Congress Passes Year's First Spending Bill With Plenty of Riders, Declares Pizza a Vegetable

Late last week, Congress passed the first spending bill for fiscal year (FY) 2012, 48 days after it began. The bill, known as a minibus, is a bundle of three smaller appropriations bills, and collectively, the three bills are about a billion dollars lower than their level last year. Because the remaining nine spending bills required to keep the government running have yet to be approved, the minibus includes another stopgap spending measure, designed to keep the government open until Dec. 16. However, tucked inside the minibus is a litany of restrictions on spending designed to change non-budgetary federal policy.  Even though congressional rules are supposed to prevent the practice of slipping policy initiatives into funding bills, the minibus includes 75 policy riders that affect everything from gun regulations to the weight of planes flying into New Jersey’s Teterboro Airport, and even declare that pizza is a vegetable.

[See the list of riders in the bill here.]
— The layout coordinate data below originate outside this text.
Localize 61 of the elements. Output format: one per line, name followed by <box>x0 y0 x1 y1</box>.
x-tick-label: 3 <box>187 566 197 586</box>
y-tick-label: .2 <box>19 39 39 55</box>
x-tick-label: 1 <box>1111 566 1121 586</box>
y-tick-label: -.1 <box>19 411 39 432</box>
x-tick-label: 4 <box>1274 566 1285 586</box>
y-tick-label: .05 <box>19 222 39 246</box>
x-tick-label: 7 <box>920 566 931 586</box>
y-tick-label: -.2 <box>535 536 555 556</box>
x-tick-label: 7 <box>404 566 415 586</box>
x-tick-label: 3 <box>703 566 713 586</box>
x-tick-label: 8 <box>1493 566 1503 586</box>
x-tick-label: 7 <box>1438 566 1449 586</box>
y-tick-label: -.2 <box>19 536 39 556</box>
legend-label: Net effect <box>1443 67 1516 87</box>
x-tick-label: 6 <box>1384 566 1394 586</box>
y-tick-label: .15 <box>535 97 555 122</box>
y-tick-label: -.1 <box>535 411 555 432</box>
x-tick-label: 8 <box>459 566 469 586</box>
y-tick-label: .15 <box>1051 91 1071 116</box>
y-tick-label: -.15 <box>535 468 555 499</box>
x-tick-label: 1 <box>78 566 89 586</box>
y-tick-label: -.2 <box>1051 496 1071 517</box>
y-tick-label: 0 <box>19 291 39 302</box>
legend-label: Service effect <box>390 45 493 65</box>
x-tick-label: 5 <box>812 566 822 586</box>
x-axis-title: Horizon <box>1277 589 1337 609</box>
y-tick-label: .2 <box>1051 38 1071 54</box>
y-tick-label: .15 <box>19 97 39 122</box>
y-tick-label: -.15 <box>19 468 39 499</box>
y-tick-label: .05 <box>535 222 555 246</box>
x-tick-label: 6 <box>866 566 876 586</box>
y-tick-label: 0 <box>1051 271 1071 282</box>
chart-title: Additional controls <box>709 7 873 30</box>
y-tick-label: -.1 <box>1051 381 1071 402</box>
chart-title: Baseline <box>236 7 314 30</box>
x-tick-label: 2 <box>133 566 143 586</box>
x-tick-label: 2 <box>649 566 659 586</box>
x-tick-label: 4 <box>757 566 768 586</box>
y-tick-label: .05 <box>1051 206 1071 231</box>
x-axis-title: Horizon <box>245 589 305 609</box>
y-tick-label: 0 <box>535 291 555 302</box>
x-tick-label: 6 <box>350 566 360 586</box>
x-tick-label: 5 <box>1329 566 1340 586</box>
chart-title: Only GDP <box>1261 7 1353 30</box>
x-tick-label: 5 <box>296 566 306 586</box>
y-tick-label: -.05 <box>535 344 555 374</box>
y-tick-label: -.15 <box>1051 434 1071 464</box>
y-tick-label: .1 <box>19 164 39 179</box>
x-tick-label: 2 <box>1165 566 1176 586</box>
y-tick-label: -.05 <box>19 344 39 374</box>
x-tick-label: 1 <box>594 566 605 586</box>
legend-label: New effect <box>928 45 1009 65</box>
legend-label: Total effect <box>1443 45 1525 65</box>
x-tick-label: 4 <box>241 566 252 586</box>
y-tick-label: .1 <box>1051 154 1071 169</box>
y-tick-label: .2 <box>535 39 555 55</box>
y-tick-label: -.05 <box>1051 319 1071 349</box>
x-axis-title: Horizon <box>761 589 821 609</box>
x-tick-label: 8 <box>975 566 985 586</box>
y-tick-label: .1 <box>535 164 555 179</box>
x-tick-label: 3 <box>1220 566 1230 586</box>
This spring, in the funding bill for FY 2011, House Republicans attached dozens of controversial policy riders. The riders would have created new policy on many issues, including greenhouse gases and abortion, and were inserted with little fanfare and no public debate. In effect, House Republicans were trying to create new laws by avoiding the normal legislative process. Fortunately, almost all were stripped out, except for a handful that only affected the District of Columbia.

According to an OMB Watch analysis, the minibus funding bill Congress passed on Thursday, Nov. 17 included at least 75 policy riders, some of which have been in appropriations bills for at least a decade. Over the past few weeks, as the House and the Senate conferenced their versions of the three bills, riders were added and dropped from both sets of bills. For instance, conferees dropped a rider preventing patents on human organisms, a rider that’s been attached for years, since a recent bill made the prohibition permanent. The bill also includes several new riders on firearms, including one relaxing rules on shotguns.
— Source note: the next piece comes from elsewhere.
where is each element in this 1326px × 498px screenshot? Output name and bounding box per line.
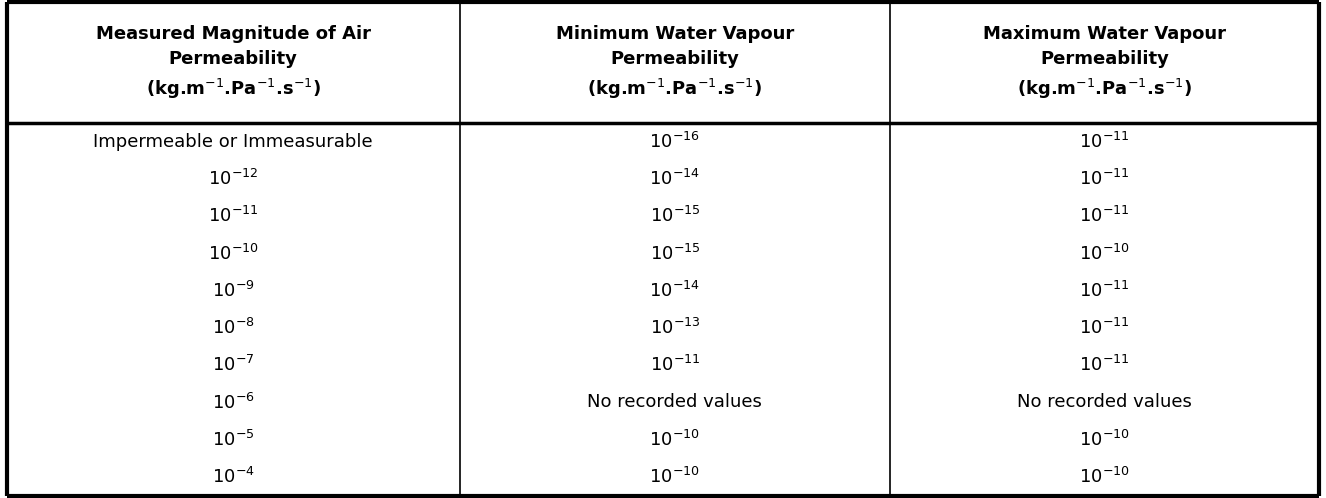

The conference report also changed a controversial policy rider to include language that wasn’t in either the House or Senate bill, impacting the U.S. Department of Agriculture’s (USDA) Grain Inspection, Packers and Stockyards Administration (GIPSA) rule. The GIPSA rule aims to level the playing field between livestock producers, contractors, and dealers. Unlike a similar policy rider in the House appropriations bill, the conference report’s rider does not prevent the USDA from finalizing the proposed GIPSA rule altogether. However, it effectively precludes USDA from issuing a number of the rule’s provisions that are considered crucial by the National Farmers Union and other agriculture groups.
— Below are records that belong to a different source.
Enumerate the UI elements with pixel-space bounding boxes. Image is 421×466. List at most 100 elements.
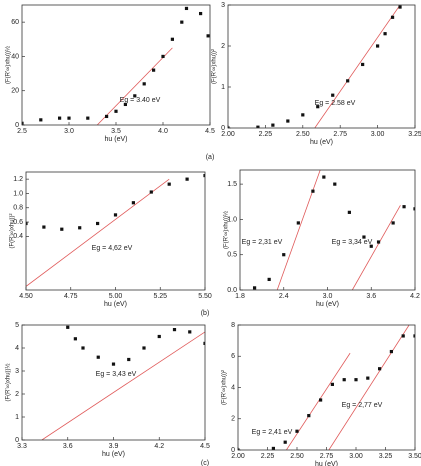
y-tick-label: 3 [15, 368, 19, 375]
data-point [123, 102, 127, 107]
x-axis-label: hu (eV) [102, 451, 125, 458]
data-point [361, 62, 365, 67]
data-point [354, 378, 358, 382]
x-tick-label: 3.00 [349, 453, 363, 460]
plot [238, 325, 415, 450]
data-point [319, 398, 323, 402]
y-tick-label: 1.5 [227, 181, 237, 188]
y-tick-label: 0.8 [13, 205, 23, 212]
data-point [362, 235, 366, 239]
y-axis-label: (F(R'∞)xhu))² [10, 213, 16, 248]
data-point [203, 173, 205, 178]
x-tick-label: 2.00 [231, 453, 245, 460]
data-point [283, 440, 287, 444]
plot [22, 6, 210, 125]
data-point [296, 221, 300, 225]
y-tick-label: 0.5 [227, 252, 237, 259]
fit-line [328, 325, 410, 450]
y-tick-label: 1.0 [13, 190, 23, 197]
x-tick-label: 3.6 [366, 293, 376, 300]
data-point [333, 182, 337, 186]
data-point [376, 240, 381, 244]
x-tick-label: 3.6 [63, 443, 73, 450]
data-point [206, 34, 210, 38]
x-tick-label: 5.25 [153, 293, 167, 300]
plot [228, 5, 402, 128]
data-point [383, 32, 387, 36]
data-point [199, 11, 203, 16]
x-tick-label: 2.00 [221, 131, 235, 138]
y-tick-label: 5 [15, 322, 19, 329]
y-tick-label: 0.0 [227, 287, 237, 294]
data-point [157, 334, 161, 339]
plot [41, 325, 205, 440]
plot-frame [239, 169, 416, 291]
panel-label: (a) [206, 154, 215, 161]
y-tick-label: 40 [11, 53, 19, 60]
data-point [167, 182, 171, 186]
fit-line [96, 47, 173, 125]
data-point [267, 277, 271, 282]
x-axis-label: hu (eV) [310, 139, 333, 146]
plot-frame [227, 4, 416, 129]
x-axis-label: hu (eV) [315, 461, 338, 466]
x-axis-label: hu (eV) [316, 301, 339, 308]
panel-label: (b) [201, 310, 210, 317]
data-point [301, 113, 305, 117]
data-point [67, 116, 71, 120]
x-tick-label: 2.75 [320, 453, 334, 460]
data-point [127, 357, 131, 362]
x-tick-label: 3.0 [323, 293, 333, 300]
data-point [401, 334, 405, 338]
data-point [86, 116, 90, 120]
y-tick-label: 20 [11, 88, 19, 95]
x-tick-label: 2.25 [259, 131, 273, 138]
data-point [256, 125, 260, 128]
x-tick-label: 2.5 [17, 128, 27, 135]
y-tick-label: 3 [221, 2, 225, 9]
x-axis-label: hu (eV) [104, 301, 127, 308]
data-point [42, 225, 46, 229]
data-point [78, 226, 82, 230]
y-tick-label: 8 [231, 322, 235, 329]
y-axis-label: (F(R'∞)xhu))² [212, 49, 218, 84]
data-point [389, 349, 393, 354]
data-point [311, 189, 315, 193]
fit-line [276, 170, 321, 290]
annotation: Eg = 2,77 eV [342, 402, 383, 409]
plot-frame [25, 171, 206, 291]
data-point [22, 121, 24, 125]
data-point [149, 190, 153, 194]
data-point [133, 94, 137, 98]
data-point [142, 346, 146, 350]
annotation: Eg = 3.40 eV [120, 97, 161, 104]
data-point [26, 221, 28, 226]
y-tick-label: 1 [15, 414, 19, 421]
x-tick-label: 4.2 [410, 293, 420, 300]
x-axis-label: hu (eV) [105, 136, 128, 143]
data-point [402, 205, 406, 209]
fit-line [26, 178, 170, 287]
fit-line [41, 331, 205, 440]
data-point [378, 367, 382, 371]
x-tick-label: 3.3 [17, 443, 27, 450]
fit-line [286, 352, 351, 450]
annotation: Eg = 2,31 eV [242, 239, 283, 246]
y-tick-label: 4 [15, 345, 19, 352]
data-point [96, 355, 100, 359]
data-point [307, 414, 311, 418]
plot-frame [21, 324, 206, 441]
data-point [346, 79, 350, 83]
x-tick-label: 3.5 [111, 128, 121, 135]
data-point [170, 37, 174, 41]
data-point [271, 123, 275, 127]
data-point [316, 105, 320, 109]
data-point [96, 221, 100, 226]
x-tick-label: 2.4 [279, 293, 289, 300]
x-tick-label: 3.50 [408, 453, 421, 460]
data-point [286, 119, 290, 123]
data-point [114, 109, 118, 113]
data-point [105, 114, 109, 119]
y-tick-label: 1.2 [13, 176, 23, 183]
data-point [366, 376, 370, 380]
The minibus includes a slew of other riders. It has two separate riders defunding ACORN, though the community organizing group is now defunct. Another prevents the Federal Aviation Administration from lifting weight limits at the Teterboro Airport, a provision that’s been added every year since 2003 (no other airports are specifically mentioned in the bill). The bill also includes two provisions changing the federal school lunch program, one to prevent limitations on potatoes in school lunches, and another classifying pizza as a vegetable.

With nine more appropriations bills left, which will likely be considered in one large package, Congress will be passing at least one more funding bill this year. This “omnibus” bill will include many controversial issues, including bank regulation, healthcare, and international aid, all of which will likely attract many more riders.